6. Forgo your assumptions
We take somethings in Computer Science as sacrosanct. For example, for lookups, hashmaps are efficient. For set-membership testing, it is hard to beat Bloom filters, and so on. This paper is a reminder to question everything. We see this everywhere in the paper:
“Yet, we argue that none of these apparent obstacles are as problematic as they might seem.”
“As a result, the high cost to execute a neural net might actually be negligible in the future.”
Whenever you say, “that’s expensive” or “that’s difficult” while making product decisions, ask yourself “why?” If you don’t, your competitor might be asking these questions. Are there new hardware, new datasets, and new research that invalidate your assumptions?

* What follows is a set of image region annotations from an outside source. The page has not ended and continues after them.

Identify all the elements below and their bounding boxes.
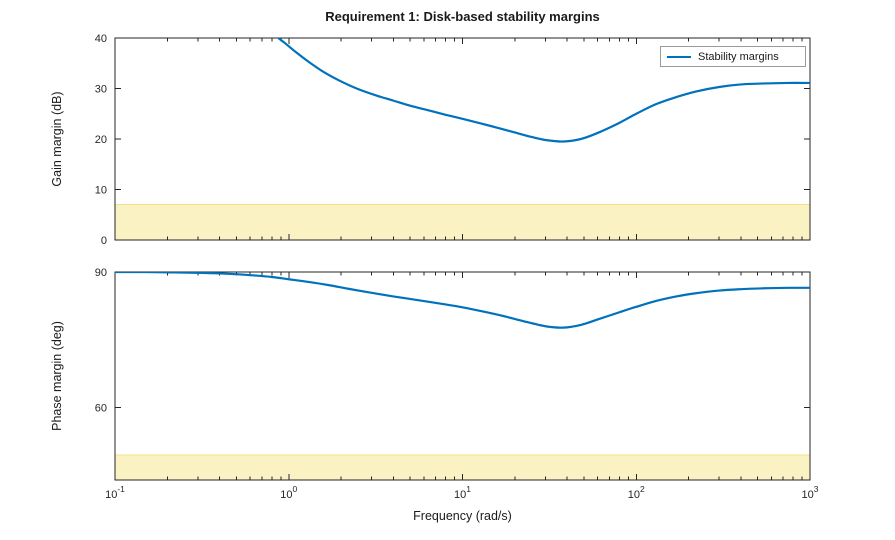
legend-label: Stability margins [698,50,779,63]
figure-title: Requirement 1: Disk-based stability marg… [325,9,600,24]
ticks [114,37,811,241]
phase-margin-curve [115,272,810,329]
gain-margin-curve [276,38,810,143]
y-tick-label: 0 [101,235,107,247]
legend[interactable]: Stability margins [660,46,806,67]
phase-margin-plot: 60 90 10-1 100 101 102 103 [95,267,819,501]
axes-box [114,271,811,481]
y-tick-label: 10 [95,185,107,197]
phase-y-axis-label: Phase margin (deg) [50,321,64,431]
legend-line-sample [667,55,691,58]
gain-y-axis-label: Gain margin (dB) [50,91,64,187]
y-tick-label: 40 [95,33,107,45]
x-tick-label: 10-1 [105,484,125,501]
x-tick-label: 103 [802,484,819,501]
tick-labels: 0 10 20 30 40 [95,33,107,247]
y-tick-label: 90 [95,267,107,279]
gain-margin-plot: 0 10 20 30 40 [95,33,811,247]
y-tick-label: 20 [95,134,107,146]
y-tick-label: 30 [95,84,107,96]
x-tick-label: 102 [628,484,645,501]
y-tick-label: 60 [95,403,107,415]
x-tick-label: 101 [454,484,471,501]
ticks [114,271,811,480]
x-axis-label: Frequency (rad/s) [413,509,512,523]
x-tick-label: 100 [280,484,297,501]
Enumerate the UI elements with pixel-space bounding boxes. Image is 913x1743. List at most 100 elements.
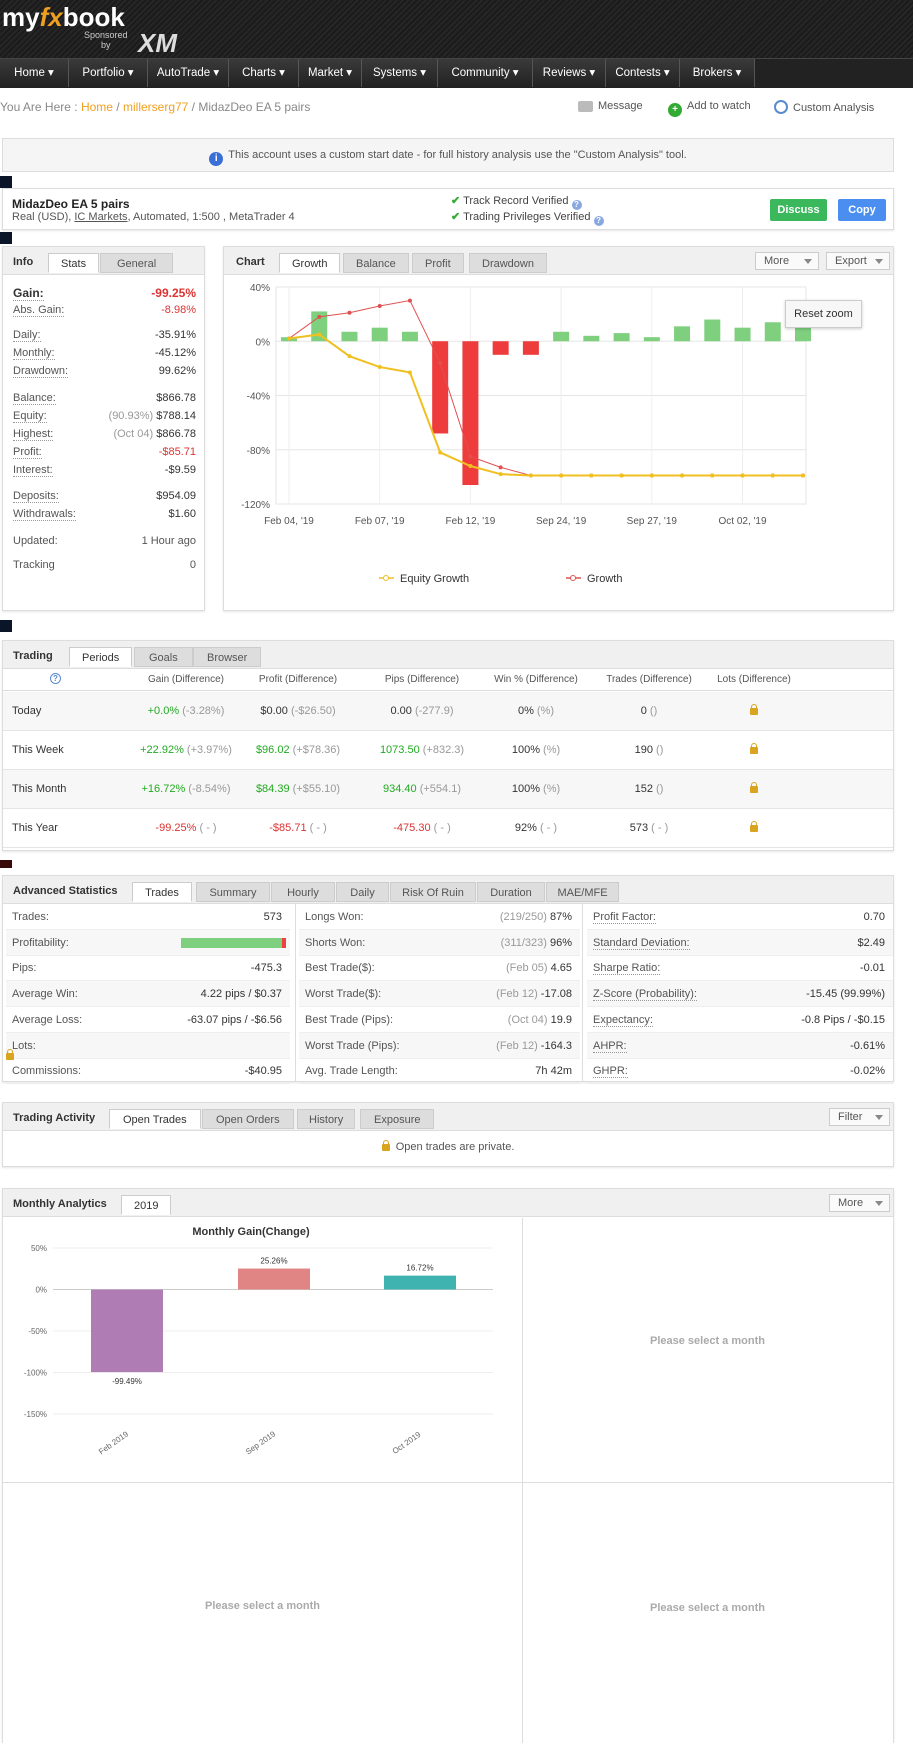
tab-profit[interactable]: Profit — [412, 253, 464, 273]
nav-item-2[interactable]: AutoTrade ▾ — [148, 59, 229, 87]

7. Back-of-the-envelope calculations should be done often
A great question Kraska et al. ask in their paper is “What Model Complexity Can We Afford?” (c.f. Section 2.1). We rarely see this in ML research papers, but this line of thinking is crucial in product building as we operate under time and budget constraints.
8. ML is not pixie dust
When taking ML bets today, machine learning is no longer an afterthought. It is a core computer science principle (like algorithms or distributed systems) that should influence your product development/thinking. Even today, enterprise leaders still think of machine learning as pixie dust they can sprinkle on their existing products by hiring a few ML engineers. This kind of thinking produces marginal gains. For exponential gains, you want to start with machine learning based thinking while building the product.
9. Develop for the hardware you have and have the hardware that meets your product/business goals
This point is self-explanatory and was covered in bits and pieces in points 1-8, but I am writing it again to emphasize the product-software-hardware interactions in building modern machine learning products.
That’s it for now, but I hope you will read this paper. I am curious to hear your takeaways from this.